Ironically, "reality has a surprising amount of detail" actually came out of LessWrong in 2017: https://www.lesswrong.com/posts/hBPkwBZoMwRdcsCoo/reality-has-a-surprising-amount-of-detail
whoa fun
Hadn’t read that one before but feels directionally correct!
Good catch thanks!
new project sites just need to enter the web brutalism era and the cycle will reset
Not for Everyone. But maybe for you and your polymath patrons?
Dear Jasmine,
I hope this finds you in a rare pocket of stillness.
We hold deep respect for what you've built here—and for how.
We’ve just opened the door to something we’ve been quietly handcrafting for years.
Not for mass markets. Not for scale. But for memory and polymathic reflection.
Not designed to perform. Designed to endure.
It’s called The Silent Treasury.
A sanctuary where truth, judgment, and consciousness are kept like firewood—dry, sacred, and meant for long winters.
Where trust, vision, patience, and stewardship are treated as capital—more rare, perhaps, than liquidity itself.
The two inaugural pieces speak to a quiet truth we've long engaged with:
1. Why we quietly crave for 'signal' from rare, niche sanctuaries—especially when judgment must be clear.
2. Why many modern investment ecosystems (PE, VC, Hedge, ALT, SPAC, rollups) fracture before they root.
These are not short, nor designed for virality.
They are multi-sensory, slow experiences—built to last.
If this speaks to something you've always felt but rarely seen expressed,
perhaps these works belong in your world.
Both publication links are enclosed, should you choose to enter.

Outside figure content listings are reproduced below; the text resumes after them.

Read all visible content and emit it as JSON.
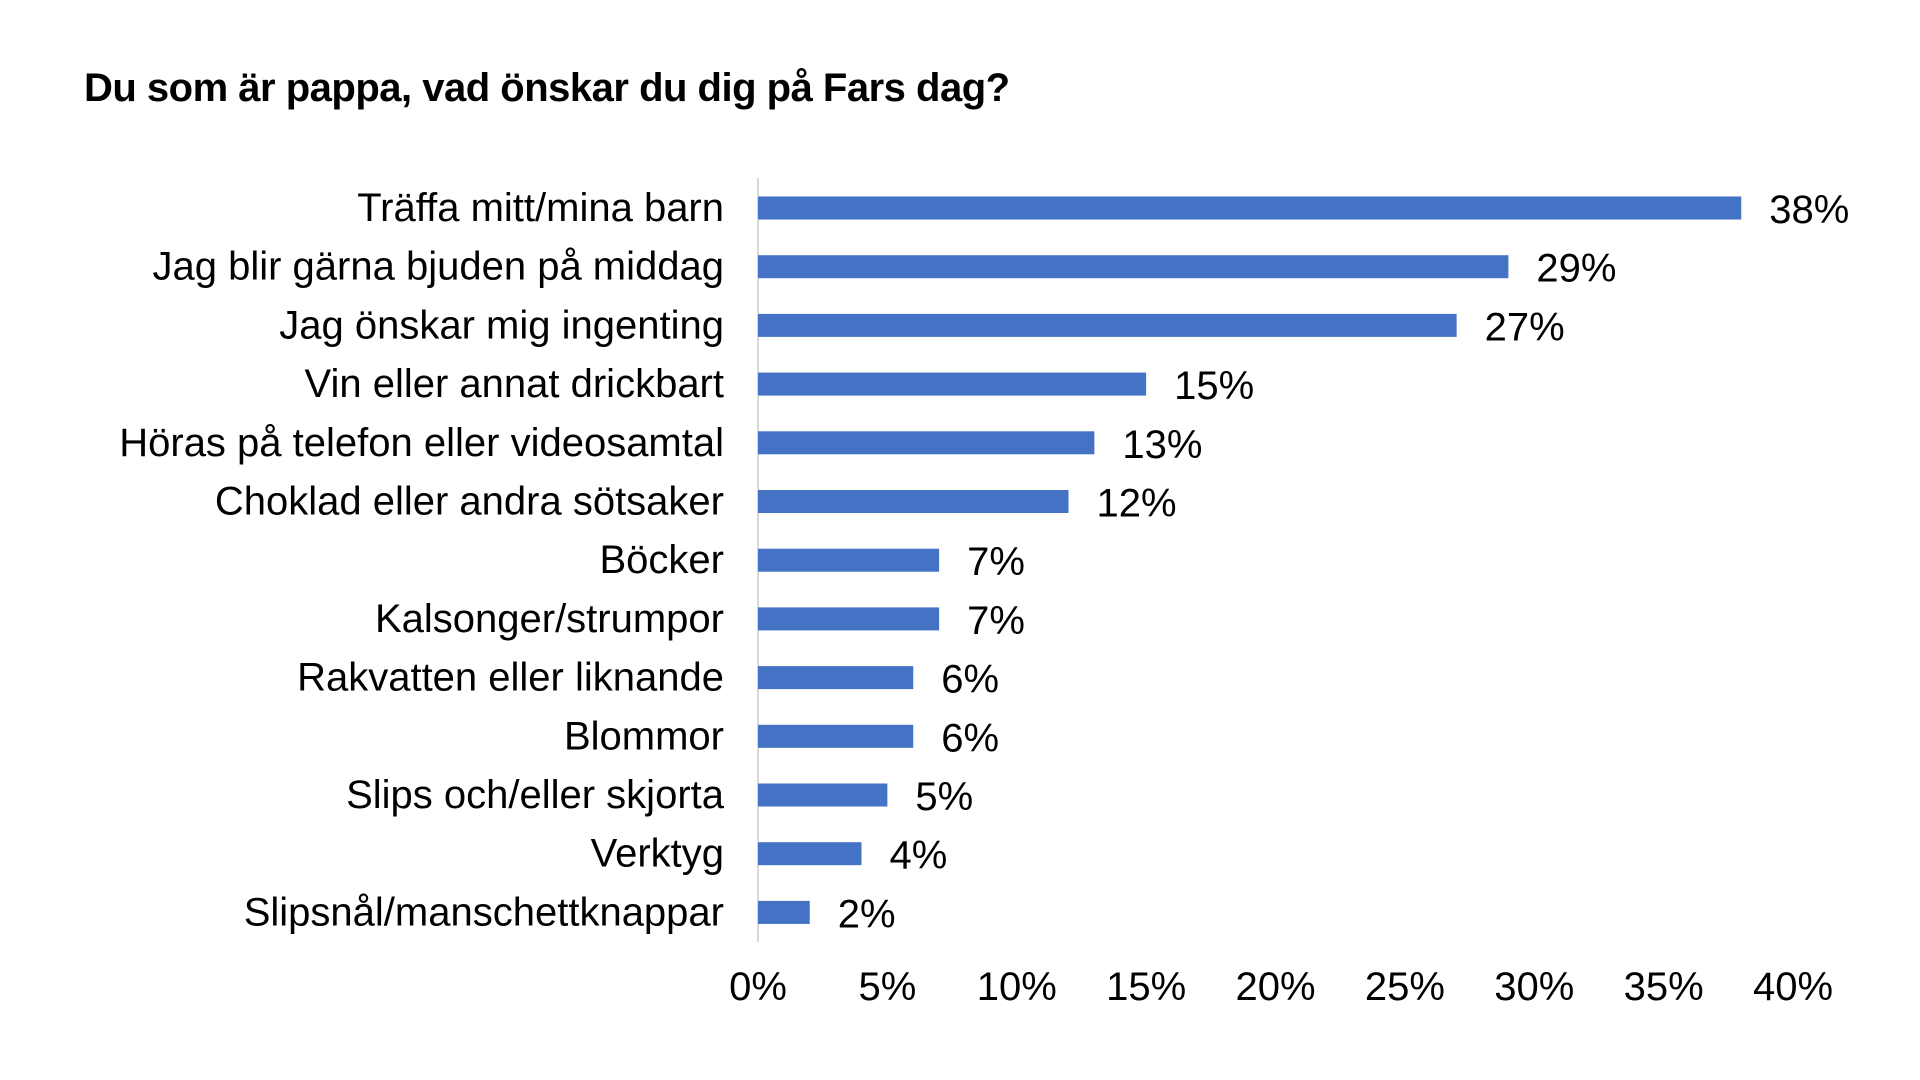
{
  "chart_data": {
    "type": "bar",
    "orientation": "horizontal",
    "title": "Du som är pappa, vad önskar du dig på Fars dag?",
    "categories": [
      "Träffa mitt/mina barn",
      "Jag blir gärna bjuden på middag",
      "Jag önskar mig ingenting",
      "Vin eller annat drickbart",
      "Höras på telefon eller videosamtal",
      "Choklad eller andra sötsaker",
      "Böcker",
      "Kalsonger/strumpor",
      "Rakvatten eller liknande",
      "Blommor",
      "Slips och/eller skjorta",
      "Verktyg",
      "Slipsnål/manschettknappar"
    ],
    "values": [
      38,
      29,
      27,
      15,
      13,
      12,
      7,
      7,
      6,
      6,
      5,
      4,
      2
    ],
    "value_labels": [
      "38%",
      "29%",
      "27%",
      "15%",
      "13%",
      "12%",
      "7%",
      "7%",
      "6%",
      "6%",
      "5%",
      "4%",
      "2%"
    ],
    "xlim": [
      0,
      40
    ],
    "xticks": [
      0,
      5,
      10,
      15,
      20,
      25,
      30,
      35,
      40
    ],
    "xtick_labels": [
      "0%",
      "5%",
      "10%",
      "15%",
      "20%",
      "25%",
      "30%",
      "35%",
      "40%"
    ],
    "xlabel": "",
    "ylabel": "",
    "grid": false,
    "legend": "none",
    "colors": {
      "bar": "#4472c4",
      "axis": "#d9d9d9",
      "text": "#000000"
    }
  }
}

https://tinyurl.com/The-Silent-Treasury-1
https://tinyurl.com/The-Silent-Treasury-2
Warmly,
The Silent Treasury
Sanctuary for strategy, judgment, and elevated consciousness.
Re people leaving academia: this is not specific to CS; it has been the case for decades that PhD graduates per year >> number of available tenure track positions in every discipline. Simply looking at cohort sizes in other disciplines doesn't tell you much: it needs to be normalized to the number of permanent academic jobs available in that discipline. Humanities cohorts are much smaller than science cohorts, but most humanities PhDs don't get permanent academic jobs, because there are much much fewer permanent academic jobs in the humanities.
sure, and CS PhDs probably also have one of the highest rates of non-TT post-PhD careers among stem fields (at least in the last 10-15 years)... but I'd say there is something exceptional about (a) AI (b) now (c) maybe Berkeley -- it absolutely was not the case 5 or even 2-3 years ago for it to be so common to speedrun graduation!